Brown was initially charged with domestic violence in 2015, but charges were later dropped. His ex-wife accused him of more than 20 acts of violence against her and her teenage son. There were also incident reports from New Jersey saying she kicked him in the ribs, but no charges were filed there.
The very nature of the he-said/she-said allegations gave Mara pause, and he said that contributed to him waiting this long to speak.
“I’m not going to get into whether they were valid or invalid,’’ Mara said. “We did do some due diligence on this. We had a number of conversations with a number of different people. Again, we’re comfortable with the decision we made.
“That’s one of the reasons I hesitated, quite frankly, in addressing all of you because you get into discussions like that, and I don’t think it’s fair or appropriate. There are privacy issues here. There are sensitive, emotional issues that affect families, and it’s very difficult to discuss things in public and make a situation even worse than it already is.’’

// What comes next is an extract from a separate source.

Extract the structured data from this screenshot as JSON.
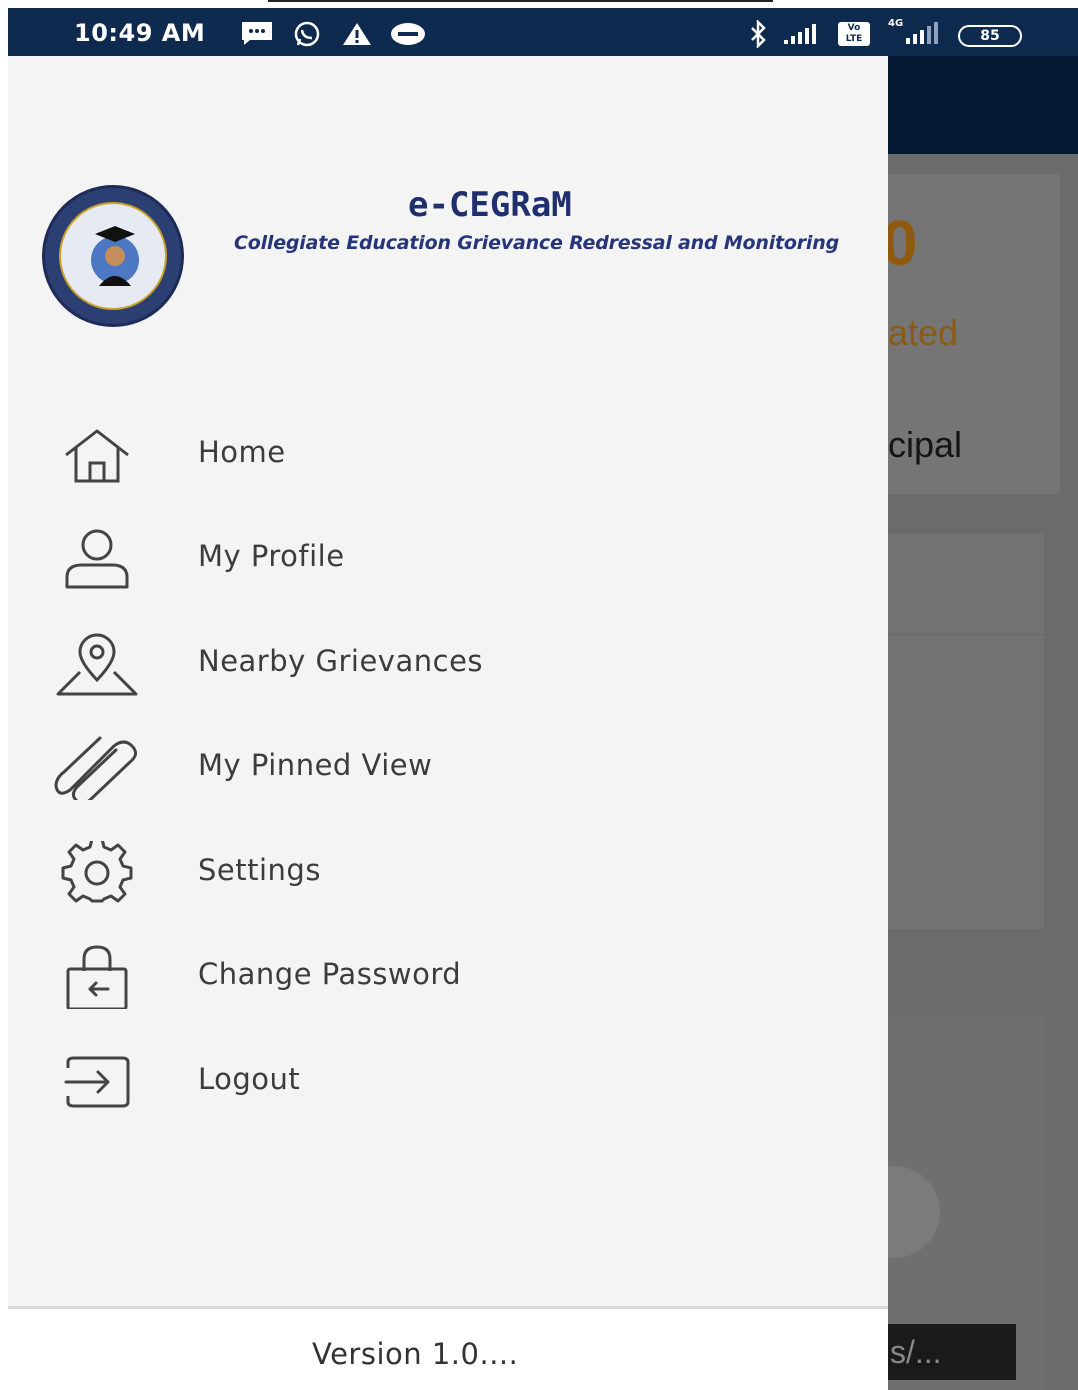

But it’s clear that Mara had a degree of doubt about what he heard from the other side of the family.
“One thing that you learn when you’re dealing with these issues is that there’s a big difference between allegations and convictions, or indictments,” he said. “It’s very difficult sometimes to sort through all that and make informed decisions. We attempted to make an informed decision here. We’ll live with the results of that decision and we move forward.’’
And they’ll do so with Brown, once he serves his one-game suspension.